- La recherche basée sur des embeddings à vecteur unique est rapide et efficace, mais les modèles multi-vecteurs récents comme ColBERT offrent une sémantique plus riche et une meilleure précision grâce à de multiples vecteurs par token
- L’approche multi-vecteur augmente fortement le volume de calcul et le coût de recherche en raison de calculs de similarité complexes comme la Chamfer similarity, ce qui freine son usage à grande échelle en temps réel
- MUVERA, proposé par l’équipe de recherche de Google, compresse l’information multi-vecteur en un vecteur de longueur fixe (FDE, Fixed Dimensional Encoding), puis effectue une recherche ultra-rapide via un MIPS (recherche du produit scalaire maximal) à vecteur unique avant reranking
- Cette approche est indépendante des données et fournit une base théorique (garantie sur l’erreur d’approximation de la Chamfer similarity), avec plus de 90 % de réduction de latence et plus de 10 % d’amélioration du recall par rapport à PLAID
- Le FDE prend aussi en charge la compression (jusqu’à 32× moins de mémoire), et l’implémentation open source ainsi que l’article sont disponibles, ce qui la rend adaptée à un déploiement en production pour la recherche, la recommandation et le NLP
Progrès des modèles d’embedding et de la recherche d’information
- Les modèles d’embedding basés sur le deep learning sont devenus un outil clé pour retrouver rapidement des informations pertinentes dans de vastes jeux de données (documents, images, vidéos, etc.) à partir de requêtes utilisateur (ex. : « hauteur du mont Everest »)
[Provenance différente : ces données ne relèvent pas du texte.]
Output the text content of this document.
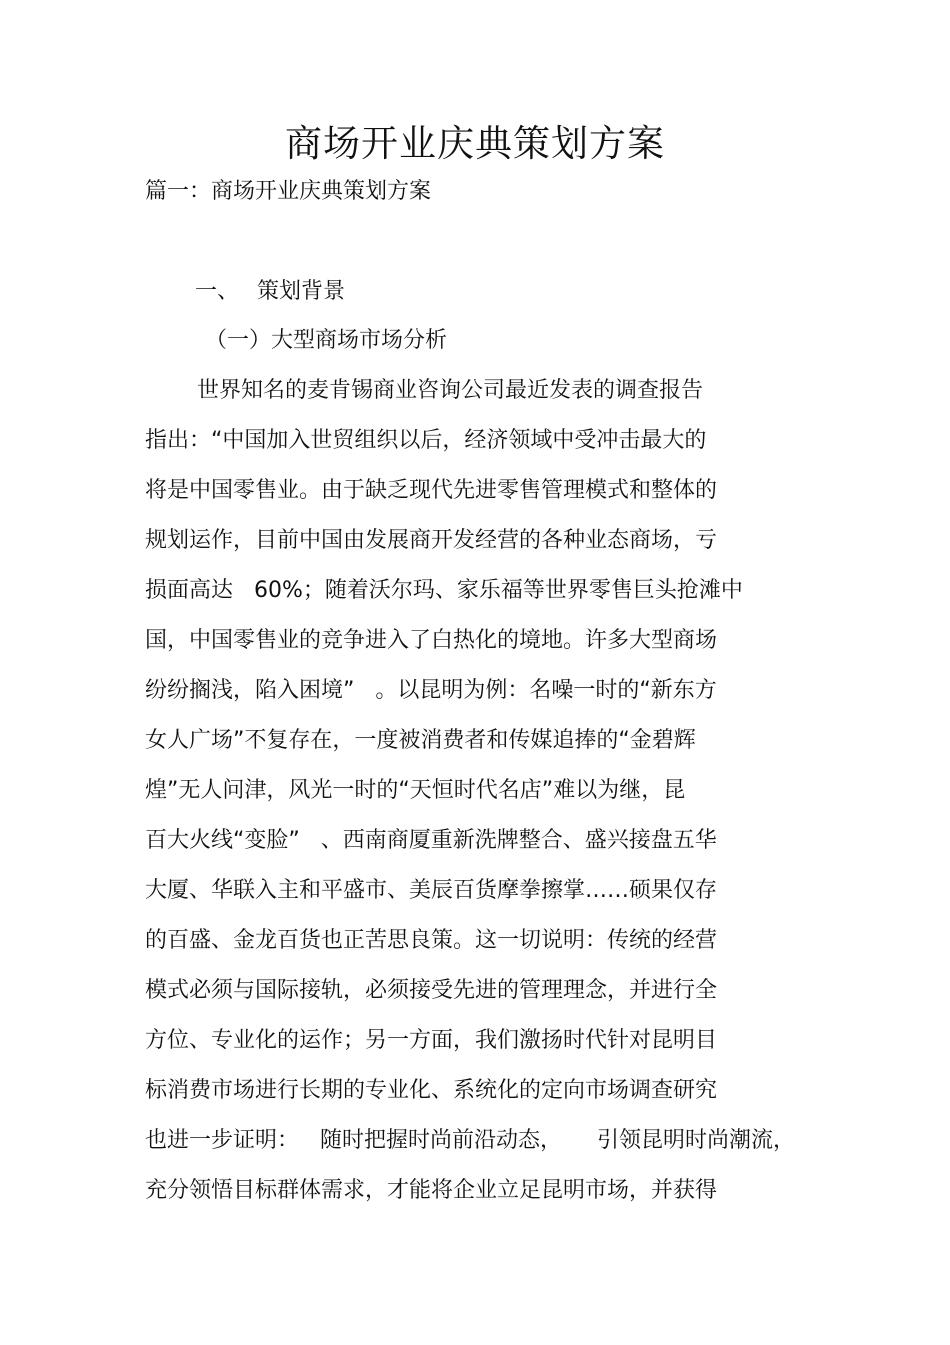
商场开业庆典策划方案
篇一：商场开业庆典策划方案
一、 策划背景
（一）大型商场市场分析
世界知名的麦肯锡商业咨询公司最近发表的调查报告
指出：“中国加入世贸组织以后，经济领域中受冲击最大的
将是中国零售业。由于缺乏现代先进零售管理模式和整体的
规划运作，目前中国由发展商开发经营的各种业态商场，亏
损面高达   60%；随着沃尔玛、家乐福等世界零售巨头抢滩中
国，中国零售业的竞争进入了白热化的境地。许多大型商场
纷纷搁浅，陷入困境”   。以昆明为例：名噪一时的“新东方
女人广场”不复存在，一度被消费者和传媒追捧的“金碧辉
煌”无人问津，风光一时的“天恒时代名店”难以为继，昆
百大火线“变脸”   、西南商厦重新洗牌整合、盛兴接盘五华
大厦、华联入主和平盛市、美辰百货摩拳擦掌……硕果仅存
的百盛、金龙百货也正苦思良策。这一切说明：传统的经营
模式必须与国际接轨，必须接受先进的管理理念，并进行全
方位、专业化的运作；另一方面，我们激扬时代针对昆明目
标消费市场进行长期的专业化、系统化的定向市场调查研究
也进一步证明：   随时把握时尚前沿动态，     引领昆明时尚潮流，
充分领悟目标群体需求，才能将企业立足昆明市场，并获得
- En convertissant chaque point de données en embedding à vecteur unique, ils sont conçus pour que des données sémantiquement proches présentent aussi une structure vectorielle numériquement similaire
- En exploitant le calcul de similarité par produit scalaire entre vecteurs, ils offrent de hautes performances grâce aux algorithmes MIPS (Maximum Inner Product Search)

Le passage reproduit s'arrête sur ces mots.